Au Togo, la transformation locale du karité franchit un nouveau cap. La Banque Ouest Africaine de Développement (BOAD) a approuvé, les 25 et 26 mars 2026 à Dakar, un financement de 6 milliards de FCFA en faveur de Label d’Or SA, une entreprise togolaise spécialisée dans la transformation d’amandes de karité. Cet appui vise à soutenir l’extension des capacités industrielles de la société et à renforcer son positionnement sur un segment à plus forte valeur ajoutée.

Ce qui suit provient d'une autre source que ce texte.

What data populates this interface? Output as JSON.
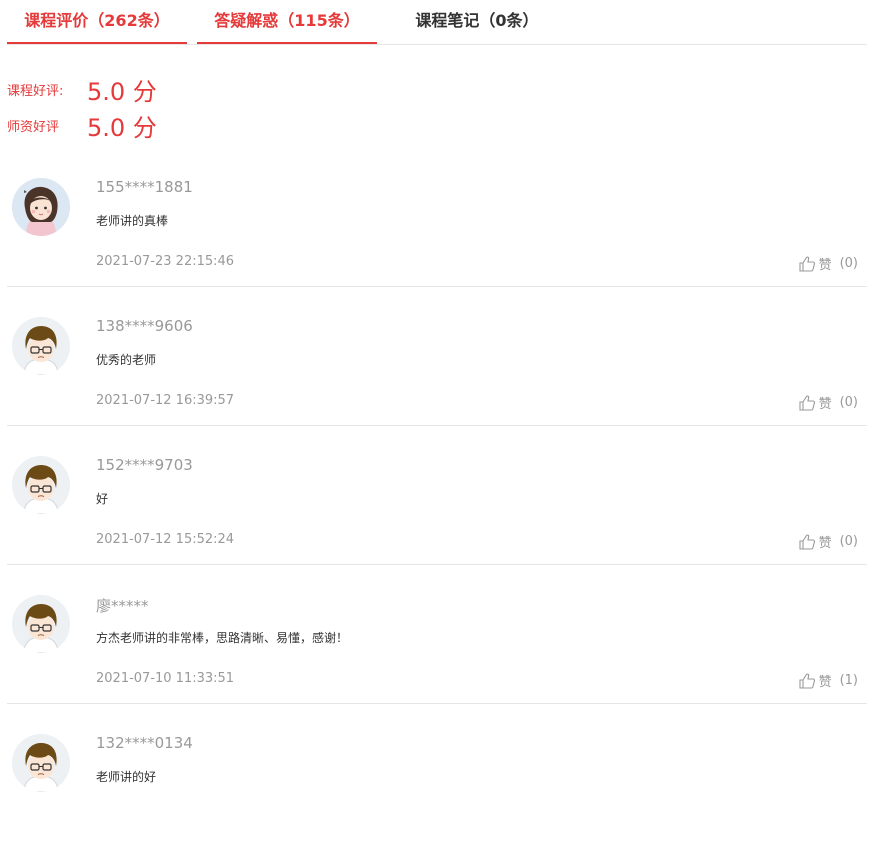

Concrètement, le projet prévoit une augmentation de la capacité de transformation des amandes biologiques, qui passera de 9 000 à 15 000 tonnes par an. Parallèlement, une nouvelle ligne de production dédiée aux amandes conventionnelles sera mise en place, avec une capacité estimée entre 30 000 et 50 000 tonnes par an. Cette extension intégrera une unité d’extraction au solvant (SEP), permettant d’améliorer les rendements et d’optimiser la valorisation de la matière première.
À terme, Label d’Or ambitionne de se doter d’une plateforme industrielle intégrée, alignée sur les standards des grandes unités de transformation de la sous-région. Ce développement devrait également générer des retombées socio-économiques significatives, avec la consolidation et la création de plus de 160 emplois directs et près de 200 emplois indirects.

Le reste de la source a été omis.